Thales Rail Signalling Solutions
- Company type: Division
- Industry: Rapid Transit Signalling
- Founded: December 31, 1998; 27 years ago
- Defunct: May 31, 2024
- Successor: Hitachi Rail
- Headquarters: Toronto, Ontario, Canada
- Products: SelTrac
- Number of employees: 2000
- Parent: Thales Group

= Thales Rail Signalling Solutions =

Rail automation products company

Thales Rail Signalling Solutions was a division of Thales Group that supplies transportation-based automation solutions for railways. Its operations are controlled from several locations:
- its head office in Paris, France
- its railway business divisional centers in Ditzingen and Berlin, Germany; Vienna, Austria; and Hengelo, the Netherlands
- its mass transit business divisional centre in Toronto, Ontario, Canada

==History==
The original moving block signaling system for rapid transit was introduced by Urban Transportation Development Corporation (an Ontario Crown corporation) for its Intermediate Capacity Transit System (ICTS).
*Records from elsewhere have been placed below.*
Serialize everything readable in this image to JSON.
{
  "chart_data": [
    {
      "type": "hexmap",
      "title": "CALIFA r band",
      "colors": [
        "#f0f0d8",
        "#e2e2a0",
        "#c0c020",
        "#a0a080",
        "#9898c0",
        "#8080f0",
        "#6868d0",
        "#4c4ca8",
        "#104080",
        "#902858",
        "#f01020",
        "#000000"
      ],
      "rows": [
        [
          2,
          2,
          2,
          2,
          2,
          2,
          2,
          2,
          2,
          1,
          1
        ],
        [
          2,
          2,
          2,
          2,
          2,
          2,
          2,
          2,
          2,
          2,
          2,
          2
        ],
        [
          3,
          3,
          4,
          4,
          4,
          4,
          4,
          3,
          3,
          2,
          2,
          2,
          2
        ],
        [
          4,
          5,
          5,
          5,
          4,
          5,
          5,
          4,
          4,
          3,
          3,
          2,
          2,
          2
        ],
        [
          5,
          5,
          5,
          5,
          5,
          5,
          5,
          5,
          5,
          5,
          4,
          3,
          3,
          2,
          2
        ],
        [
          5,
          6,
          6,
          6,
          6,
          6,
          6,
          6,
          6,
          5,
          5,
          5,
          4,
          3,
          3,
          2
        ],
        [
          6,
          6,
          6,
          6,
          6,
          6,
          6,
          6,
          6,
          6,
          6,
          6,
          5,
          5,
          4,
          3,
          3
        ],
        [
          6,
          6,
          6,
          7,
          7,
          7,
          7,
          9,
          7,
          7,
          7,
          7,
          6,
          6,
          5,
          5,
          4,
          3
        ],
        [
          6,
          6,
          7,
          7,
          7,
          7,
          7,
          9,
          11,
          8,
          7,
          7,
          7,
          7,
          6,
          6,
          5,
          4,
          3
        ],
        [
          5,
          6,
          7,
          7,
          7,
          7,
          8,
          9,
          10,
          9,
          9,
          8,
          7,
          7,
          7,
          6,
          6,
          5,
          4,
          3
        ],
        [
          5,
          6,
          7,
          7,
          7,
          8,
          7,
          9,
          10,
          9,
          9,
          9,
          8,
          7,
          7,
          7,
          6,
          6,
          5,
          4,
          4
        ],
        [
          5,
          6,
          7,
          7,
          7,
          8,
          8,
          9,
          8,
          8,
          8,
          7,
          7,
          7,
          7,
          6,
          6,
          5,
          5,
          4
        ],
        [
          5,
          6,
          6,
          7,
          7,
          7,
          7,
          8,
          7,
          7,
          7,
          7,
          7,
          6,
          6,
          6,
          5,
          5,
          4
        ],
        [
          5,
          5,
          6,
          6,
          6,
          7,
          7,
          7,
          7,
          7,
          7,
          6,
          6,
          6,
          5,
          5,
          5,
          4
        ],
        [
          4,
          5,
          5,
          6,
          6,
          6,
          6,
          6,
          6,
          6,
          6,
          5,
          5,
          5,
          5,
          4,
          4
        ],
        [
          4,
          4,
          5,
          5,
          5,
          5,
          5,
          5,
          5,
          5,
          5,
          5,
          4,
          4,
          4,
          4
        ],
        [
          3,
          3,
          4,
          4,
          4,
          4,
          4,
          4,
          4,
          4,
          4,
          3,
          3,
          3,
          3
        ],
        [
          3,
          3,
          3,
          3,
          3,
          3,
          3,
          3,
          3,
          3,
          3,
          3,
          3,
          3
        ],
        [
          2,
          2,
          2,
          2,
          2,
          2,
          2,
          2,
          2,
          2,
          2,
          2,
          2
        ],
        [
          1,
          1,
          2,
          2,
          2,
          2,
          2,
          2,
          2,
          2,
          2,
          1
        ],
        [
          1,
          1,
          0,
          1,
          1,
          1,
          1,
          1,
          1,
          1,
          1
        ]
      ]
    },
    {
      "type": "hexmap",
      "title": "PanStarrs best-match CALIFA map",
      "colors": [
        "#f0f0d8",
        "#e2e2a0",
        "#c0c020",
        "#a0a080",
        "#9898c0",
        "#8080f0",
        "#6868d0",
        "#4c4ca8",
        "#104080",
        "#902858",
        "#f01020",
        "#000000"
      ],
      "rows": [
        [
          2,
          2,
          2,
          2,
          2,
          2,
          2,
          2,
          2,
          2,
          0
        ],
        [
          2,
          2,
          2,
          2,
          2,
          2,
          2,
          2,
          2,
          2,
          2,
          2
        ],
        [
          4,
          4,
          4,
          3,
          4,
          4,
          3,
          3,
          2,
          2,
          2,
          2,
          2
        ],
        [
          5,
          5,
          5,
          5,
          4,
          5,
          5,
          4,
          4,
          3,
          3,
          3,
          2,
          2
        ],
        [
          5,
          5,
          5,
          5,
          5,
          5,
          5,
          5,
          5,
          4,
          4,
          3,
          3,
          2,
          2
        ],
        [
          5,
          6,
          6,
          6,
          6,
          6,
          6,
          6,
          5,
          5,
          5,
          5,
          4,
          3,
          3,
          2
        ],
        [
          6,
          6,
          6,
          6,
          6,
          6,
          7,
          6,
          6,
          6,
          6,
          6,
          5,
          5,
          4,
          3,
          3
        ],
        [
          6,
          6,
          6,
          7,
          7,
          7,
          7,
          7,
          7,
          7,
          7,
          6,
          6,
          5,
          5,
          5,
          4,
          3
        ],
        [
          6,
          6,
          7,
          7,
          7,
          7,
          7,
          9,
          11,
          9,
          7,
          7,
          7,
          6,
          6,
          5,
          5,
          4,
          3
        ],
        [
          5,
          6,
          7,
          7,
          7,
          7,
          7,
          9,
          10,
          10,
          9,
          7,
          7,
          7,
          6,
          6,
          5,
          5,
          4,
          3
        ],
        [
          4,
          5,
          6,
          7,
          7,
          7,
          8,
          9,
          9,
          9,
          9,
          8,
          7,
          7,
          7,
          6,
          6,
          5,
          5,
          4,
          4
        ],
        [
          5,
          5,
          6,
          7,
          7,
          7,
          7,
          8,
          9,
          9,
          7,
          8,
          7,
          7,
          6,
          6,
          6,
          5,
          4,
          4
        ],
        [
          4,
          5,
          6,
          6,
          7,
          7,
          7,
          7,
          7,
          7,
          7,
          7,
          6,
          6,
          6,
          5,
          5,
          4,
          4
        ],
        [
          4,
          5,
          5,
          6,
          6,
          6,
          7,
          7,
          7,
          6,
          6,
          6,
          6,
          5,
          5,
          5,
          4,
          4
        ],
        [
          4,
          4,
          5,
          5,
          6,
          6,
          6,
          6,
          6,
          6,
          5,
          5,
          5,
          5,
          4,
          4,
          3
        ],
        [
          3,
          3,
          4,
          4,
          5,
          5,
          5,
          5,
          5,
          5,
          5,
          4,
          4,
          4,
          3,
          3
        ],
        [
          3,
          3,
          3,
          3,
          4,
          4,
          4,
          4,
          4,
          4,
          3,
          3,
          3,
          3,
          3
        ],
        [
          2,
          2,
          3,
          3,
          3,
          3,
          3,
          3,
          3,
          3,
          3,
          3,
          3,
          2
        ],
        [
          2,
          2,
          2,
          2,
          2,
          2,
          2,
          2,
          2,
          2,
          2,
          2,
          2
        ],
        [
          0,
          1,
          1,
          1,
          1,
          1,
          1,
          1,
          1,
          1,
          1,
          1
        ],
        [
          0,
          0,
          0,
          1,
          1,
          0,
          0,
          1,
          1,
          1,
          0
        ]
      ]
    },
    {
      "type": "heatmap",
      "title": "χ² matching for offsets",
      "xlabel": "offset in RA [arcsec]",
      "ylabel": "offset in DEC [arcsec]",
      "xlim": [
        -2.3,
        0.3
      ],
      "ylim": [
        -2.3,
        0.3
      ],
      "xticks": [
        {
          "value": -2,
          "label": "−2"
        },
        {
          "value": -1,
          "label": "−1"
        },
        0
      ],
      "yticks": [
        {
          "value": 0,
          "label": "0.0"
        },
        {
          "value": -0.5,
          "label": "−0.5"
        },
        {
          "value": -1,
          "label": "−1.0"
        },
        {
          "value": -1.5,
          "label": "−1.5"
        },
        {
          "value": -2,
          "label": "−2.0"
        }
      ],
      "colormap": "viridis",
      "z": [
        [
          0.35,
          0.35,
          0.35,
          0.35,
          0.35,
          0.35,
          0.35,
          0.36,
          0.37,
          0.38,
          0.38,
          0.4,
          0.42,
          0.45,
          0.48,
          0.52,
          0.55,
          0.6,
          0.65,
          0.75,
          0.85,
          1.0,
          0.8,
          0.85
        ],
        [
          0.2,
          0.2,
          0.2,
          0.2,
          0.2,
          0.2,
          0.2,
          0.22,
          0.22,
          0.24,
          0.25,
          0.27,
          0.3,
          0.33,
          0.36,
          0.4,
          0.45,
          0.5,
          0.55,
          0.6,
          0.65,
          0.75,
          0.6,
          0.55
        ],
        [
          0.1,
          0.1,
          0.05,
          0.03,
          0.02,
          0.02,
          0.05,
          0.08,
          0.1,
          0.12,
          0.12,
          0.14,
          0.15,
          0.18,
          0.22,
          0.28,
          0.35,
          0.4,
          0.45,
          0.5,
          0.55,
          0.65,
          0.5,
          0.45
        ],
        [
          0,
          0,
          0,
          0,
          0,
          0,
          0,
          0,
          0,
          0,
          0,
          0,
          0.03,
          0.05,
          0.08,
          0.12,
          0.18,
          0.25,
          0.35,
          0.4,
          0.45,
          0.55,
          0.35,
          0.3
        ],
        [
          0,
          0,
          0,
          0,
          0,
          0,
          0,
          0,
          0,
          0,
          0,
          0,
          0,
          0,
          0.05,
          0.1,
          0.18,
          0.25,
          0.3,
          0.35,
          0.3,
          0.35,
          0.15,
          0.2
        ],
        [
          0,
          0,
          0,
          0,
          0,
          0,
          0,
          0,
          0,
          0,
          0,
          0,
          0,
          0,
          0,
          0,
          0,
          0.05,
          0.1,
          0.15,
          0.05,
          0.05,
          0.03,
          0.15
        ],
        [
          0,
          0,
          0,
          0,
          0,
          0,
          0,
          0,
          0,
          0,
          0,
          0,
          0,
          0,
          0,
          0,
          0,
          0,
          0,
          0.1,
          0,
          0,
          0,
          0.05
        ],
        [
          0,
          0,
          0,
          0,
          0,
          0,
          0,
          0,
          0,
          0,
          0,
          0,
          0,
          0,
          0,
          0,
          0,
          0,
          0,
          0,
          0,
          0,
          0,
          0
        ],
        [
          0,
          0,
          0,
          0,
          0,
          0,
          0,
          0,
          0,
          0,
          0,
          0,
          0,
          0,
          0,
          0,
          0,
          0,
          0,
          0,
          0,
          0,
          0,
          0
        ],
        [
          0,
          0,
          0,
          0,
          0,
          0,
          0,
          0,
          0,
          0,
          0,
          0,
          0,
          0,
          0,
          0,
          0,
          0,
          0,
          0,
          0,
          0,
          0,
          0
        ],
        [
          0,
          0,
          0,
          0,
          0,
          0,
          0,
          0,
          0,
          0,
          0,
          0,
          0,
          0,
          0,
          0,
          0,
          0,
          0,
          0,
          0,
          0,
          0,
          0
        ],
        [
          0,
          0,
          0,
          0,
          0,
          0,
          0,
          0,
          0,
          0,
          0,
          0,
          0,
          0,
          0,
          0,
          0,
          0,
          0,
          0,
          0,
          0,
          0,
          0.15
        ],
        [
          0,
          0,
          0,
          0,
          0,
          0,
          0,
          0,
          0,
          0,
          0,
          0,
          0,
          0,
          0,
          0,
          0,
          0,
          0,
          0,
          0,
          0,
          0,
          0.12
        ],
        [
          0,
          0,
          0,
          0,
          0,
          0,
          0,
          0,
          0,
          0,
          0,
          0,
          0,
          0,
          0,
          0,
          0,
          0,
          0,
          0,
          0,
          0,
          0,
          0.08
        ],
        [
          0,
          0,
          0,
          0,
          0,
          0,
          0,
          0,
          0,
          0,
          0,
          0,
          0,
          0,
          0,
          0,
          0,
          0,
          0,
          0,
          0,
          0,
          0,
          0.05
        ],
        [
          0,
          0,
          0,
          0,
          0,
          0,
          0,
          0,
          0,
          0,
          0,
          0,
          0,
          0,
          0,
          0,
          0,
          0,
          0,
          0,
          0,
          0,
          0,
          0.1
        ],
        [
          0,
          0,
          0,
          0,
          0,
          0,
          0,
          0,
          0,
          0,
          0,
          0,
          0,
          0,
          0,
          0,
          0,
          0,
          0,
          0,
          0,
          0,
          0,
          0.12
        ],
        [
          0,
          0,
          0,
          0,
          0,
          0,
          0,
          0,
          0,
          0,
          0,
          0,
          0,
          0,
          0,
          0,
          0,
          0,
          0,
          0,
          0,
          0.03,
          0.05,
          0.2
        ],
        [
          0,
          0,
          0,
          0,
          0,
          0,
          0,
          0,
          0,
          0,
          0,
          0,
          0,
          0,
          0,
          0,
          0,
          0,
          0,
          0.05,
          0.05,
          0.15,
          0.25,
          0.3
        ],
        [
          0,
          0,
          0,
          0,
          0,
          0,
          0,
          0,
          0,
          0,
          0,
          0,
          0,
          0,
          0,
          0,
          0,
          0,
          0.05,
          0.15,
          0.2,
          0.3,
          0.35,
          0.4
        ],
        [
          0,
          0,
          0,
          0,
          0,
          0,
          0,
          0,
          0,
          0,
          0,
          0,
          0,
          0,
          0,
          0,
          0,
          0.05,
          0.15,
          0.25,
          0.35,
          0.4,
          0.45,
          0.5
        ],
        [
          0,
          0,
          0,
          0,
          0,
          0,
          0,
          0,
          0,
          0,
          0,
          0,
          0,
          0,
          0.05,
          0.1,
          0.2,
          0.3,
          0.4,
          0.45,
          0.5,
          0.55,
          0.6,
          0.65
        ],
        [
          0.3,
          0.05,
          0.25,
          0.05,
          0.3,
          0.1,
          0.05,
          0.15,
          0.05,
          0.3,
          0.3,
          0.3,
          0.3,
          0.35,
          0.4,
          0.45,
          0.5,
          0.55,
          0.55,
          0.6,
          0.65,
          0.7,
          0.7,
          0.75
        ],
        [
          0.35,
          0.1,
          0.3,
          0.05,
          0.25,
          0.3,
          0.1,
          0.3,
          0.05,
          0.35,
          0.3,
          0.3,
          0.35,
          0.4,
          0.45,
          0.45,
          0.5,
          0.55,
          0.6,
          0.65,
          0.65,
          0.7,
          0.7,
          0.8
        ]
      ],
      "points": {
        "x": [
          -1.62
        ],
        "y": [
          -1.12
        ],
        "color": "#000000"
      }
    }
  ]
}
In 1985, the ICTS technology was successfully implemented on three new railway lines in North America, all of which continue to use the system today:
- SkyTrain (Vancouver, British Columbia) - original installation now part of the Expo Line and later used on new lines and extensions
- Scarborough RT (Toronto, Ontario), part of the Toronto subway network
- Detroit People Mover (Detroit, Michigan), opened in 1987

UTDC's rolling stock manufacturing operations were later absorbed by Bombardier Transportation, who divested the signalling technology to Alcatel-Lucent. In April 2006, Thales Group announced it would be acquiring Alcatel Rail Signalling Solutions in a deal which also raised Alcatel's ownership of Thales to 21.66 percent.

In August 2021, Thales announced that the ground transportation business was to be sold to Hitachi Rail for €1,660 million. The process has been completed on May 31, 2024.

==Products==
Various railway signalling systems:
- SelTrac (communications-based train control for mass transit)
- AlTrac
- ComTrac
- NetTrac
- FieldTrac
- RBC (Radio Block Controller)
- OBU (OnBoard Unit)
- ETCS
- LZB

Besides its signalling solutions, Thales additionally develops electronic interlocking systems, axle counters that can replace track circuits, various types of point machines, and railway worker protection systems.